During the examination of the fossils by the trekkers, DeBell, the UNC geology student, told them that she is in the final stages of the GPS mapping of all the ammonite fossils within the KCAL as part of an internship project that she was doing for Evanoff. She has already found a total of 297 of the fossilized animals at the site, which is the first complete scientific mapping of the site.

She is also photographing the ammonites for the BLM’s Denver office, which wants to eventually place 3-D images of the KCAL’s ammonites on the Goggle Earth Web site.

“What’s really neat about this site is that it’s the only place in the world that we have this large a number of exposed ammonite fossils and in such density,” DeBell said.

Along with her cataloging of the ammonite fossils, DeBell discovered that the ratio between ammonite females and males at the site is 13 to 1. The large number of females, which are easily identified because they are four times larger than the male, has helped bolster an alternative theory by Dr. Evanoff that attempts to explain the mystery of why so many ammonites are found at that one place.

The conventional theory advanced by most paleontologists is that a “catastrophic event” took place 72 million years ago at the Kremmling site. A major hurricane or tidal surge drove the thousands of ammonites onto a sandbar where they died, became buried under sediment and eventually became fossilized.

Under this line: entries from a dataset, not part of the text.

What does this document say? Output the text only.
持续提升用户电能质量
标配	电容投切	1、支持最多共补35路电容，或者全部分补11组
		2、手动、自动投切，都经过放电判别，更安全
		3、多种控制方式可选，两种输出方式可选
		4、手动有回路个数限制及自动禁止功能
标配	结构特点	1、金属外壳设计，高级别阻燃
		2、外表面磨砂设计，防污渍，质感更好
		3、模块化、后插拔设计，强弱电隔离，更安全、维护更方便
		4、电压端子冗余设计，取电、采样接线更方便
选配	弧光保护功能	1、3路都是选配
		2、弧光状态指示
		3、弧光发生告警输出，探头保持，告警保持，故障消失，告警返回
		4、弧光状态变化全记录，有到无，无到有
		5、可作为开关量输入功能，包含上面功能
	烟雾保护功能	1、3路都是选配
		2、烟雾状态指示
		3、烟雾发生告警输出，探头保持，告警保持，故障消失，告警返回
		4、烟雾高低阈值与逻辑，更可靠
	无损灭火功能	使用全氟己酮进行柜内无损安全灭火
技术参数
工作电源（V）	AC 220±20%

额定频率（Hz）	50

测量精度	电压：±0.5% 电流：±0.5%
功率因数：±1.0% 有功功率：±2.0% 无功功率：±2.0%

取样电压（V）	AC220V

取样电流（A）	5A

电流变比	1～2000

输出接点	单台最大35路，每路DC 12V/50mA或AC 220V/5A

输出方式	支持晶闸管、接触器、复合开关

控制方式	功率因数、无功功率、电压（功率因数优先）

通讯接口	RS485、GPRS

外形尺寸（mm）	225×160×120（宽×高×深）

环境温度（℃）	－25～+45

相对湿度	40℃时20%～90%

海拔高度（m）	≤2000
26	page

Dr. Evanoff rejects that theory, arguing that there is no evidence of the “stacking” of the animals and other debris that would have been caused by a violent catastrophic storm. Instead, he points out that the fossils are found more spread out along the site.

Evanoff’s alternate theory is that the KCAL is was an ammonite “brooding ground” where the adult females came to lay their eggs and then died.

“That 13 to 1, female-to-male ratio suggests this was not a catastrophic event,” he said. “When we were digging up some of the ammonites, the lower sides are complete while the upper sides of the shells have been chipped away by marine scavengers. What this suggests to me is that this was a brooding ground where the ammonites, who probably mated only once in their lives and then died like modern squids and octopus, came here to lay their eggs in the sandy bottom. The females probably guarded their egg clutches until they fell over on their sides and died.”

After some preliminary scavenging by marine creatures, the dead ammonites were covered by sediments carried by the sea currents as well as the outflow of a prehistoric river delta that originated from a landmass near present-day Craig.

Preserving pre-history

Whether Evanoff’s theory is correct or another explanation is finally found will be the work of future paleontologists and scientists. To insure that the ammonites are still there for their research purposes is a major reason why the 200-acre KCAL site was established in 1983.

“We set aside the KCAL for future scientific research as well as public enjoyment,” Rupp said. “We needed to preserve it for the future.”

Rupp explained the Kremmling ammonite site has been well known since the 1930s, and private individuals were allowed to collect fossils there by the BLM for years.

However, that changed in the early 1980s when a commercial fossil-prospecting company came in and attempted to loot the site. Rupp, Evanoff and other researchers pushed to have the KCAL established and have it designated an Area of Critcal Environmental Concern by the federal government.

Today, the KCAL site is fenced off with a gate and interpretative signs. The public is welcome to visit the site at no charge, but fossil collecting inside it is strictly forbidden. Rupp explained that fossil collectors and the general public are welcome to prospect and collect a reasonable number of fossils outside the site.